One can’t help but think of The Sopranos when looking at this pork store. Granted, it’s in the middle of the West Village and not Newark, but certainly smacks of the same kind of authenticity and porkiness. Of course, I’m not a lover of pork, but fear not! There is more than marbled Italian meats at this sandwichery. Not that they don’t have all sorts of hanging pig product, because they do.
I was brought here by a dyed-in-the-wool son of a Russian Jew from suburban Jersey who is convinced in every way that he’s an Italian dude from Brooklyn. He talks about Italian sandwiches the way EDM fans talk about BPMs. The way surfers talk about the perfect wave. It’s weird to me. Maybe because I don’t care that much about anything – let alone lunch.

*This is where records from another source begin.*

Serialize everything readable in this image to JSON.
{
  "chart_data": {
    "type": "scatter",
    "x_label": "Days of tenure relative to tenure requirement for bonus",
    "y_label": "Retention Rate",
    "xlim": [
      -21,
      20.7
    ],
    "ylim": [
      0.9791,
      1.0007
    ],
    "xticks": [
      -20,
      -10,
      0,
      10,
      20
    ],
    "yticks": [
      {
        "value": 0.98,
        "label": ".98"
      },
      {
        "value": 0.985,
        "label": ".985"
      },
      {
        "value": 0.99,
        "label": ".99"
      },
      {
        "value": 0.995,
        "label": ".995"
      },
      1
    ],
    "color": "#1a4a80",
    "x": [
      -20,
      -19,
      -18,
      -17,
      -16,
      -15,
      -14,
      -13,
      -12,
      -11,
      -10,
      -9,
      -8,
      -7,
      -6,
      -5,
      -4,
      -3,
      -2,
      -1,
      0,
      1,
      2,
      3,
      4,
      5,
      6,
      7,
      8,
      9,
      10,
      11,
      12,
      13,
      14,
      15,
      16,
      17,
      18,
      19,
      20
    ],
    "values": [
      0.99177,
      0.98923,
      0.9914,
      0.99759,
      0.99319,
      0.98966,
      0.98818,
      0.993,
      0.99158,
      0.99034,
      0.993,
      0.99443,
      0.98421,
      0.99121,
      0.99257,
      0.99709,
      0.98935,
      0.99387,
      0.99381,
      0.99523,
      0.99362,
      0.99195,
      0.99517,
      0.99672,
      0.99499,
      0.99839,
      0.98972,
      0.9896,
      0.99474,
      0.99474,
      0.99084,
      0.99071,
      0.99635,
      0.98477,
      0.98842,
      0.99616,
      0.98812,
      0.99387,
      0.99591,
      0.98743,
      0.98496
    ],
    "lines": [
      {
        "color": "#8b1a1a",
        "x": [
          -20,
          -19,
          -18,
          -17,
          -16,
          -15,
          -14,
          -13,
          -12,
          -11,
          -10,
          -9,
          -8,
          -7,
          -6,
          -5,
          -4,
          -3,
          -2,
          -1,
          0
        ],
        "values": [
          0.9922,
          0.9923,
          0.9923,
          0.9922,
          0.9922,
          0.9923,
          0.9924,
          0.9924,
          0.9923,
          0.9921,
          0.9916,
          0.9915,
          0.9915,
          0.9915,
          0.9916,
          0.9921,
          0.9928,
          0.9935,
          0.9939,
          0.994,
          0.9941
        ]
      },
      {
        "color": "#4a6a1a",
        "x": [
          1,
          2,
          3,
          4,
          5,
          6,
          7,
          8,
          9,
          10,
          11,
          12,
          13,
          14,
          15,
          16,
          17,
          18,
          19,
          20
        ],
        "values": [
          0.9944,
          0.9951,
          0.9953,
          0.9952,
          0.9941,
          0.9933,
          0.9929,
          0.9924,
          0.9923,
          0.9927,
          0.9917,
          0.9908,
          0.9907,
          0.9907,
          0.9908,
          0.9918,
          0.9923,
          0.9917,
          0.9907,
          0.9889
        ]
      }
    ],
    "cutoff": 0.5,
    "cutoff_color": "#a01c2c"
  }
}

So I will assume he’s correct about their Italian sandwiches. That they’re robust and delicious and all the things that I assume they are without ever having one. What I can comment on is their chicken cutlet with pesto hero. First, it’s a big meal. Especially as one who is known to eat a small bag of cashews from the vending machine in lieu of a real midday meal. It’s fried chicken with fresh mozzarella and homemade pesto on a pretty darn good, crusty sub roll. It’s wrapped in white paper, which is absolutely saturated in the oil from the pesto when you open it. It’s fragrant and the fry on the chicken is great. The pesto is garlicky and greasy as hell (but in the best possible way). I think I slipped into a coma after eating it, but it was almost worth it. Who am I kidding; it was totally worth it. It certainly makes you wonder why in the hell you ever ate a sandwich anywhere else.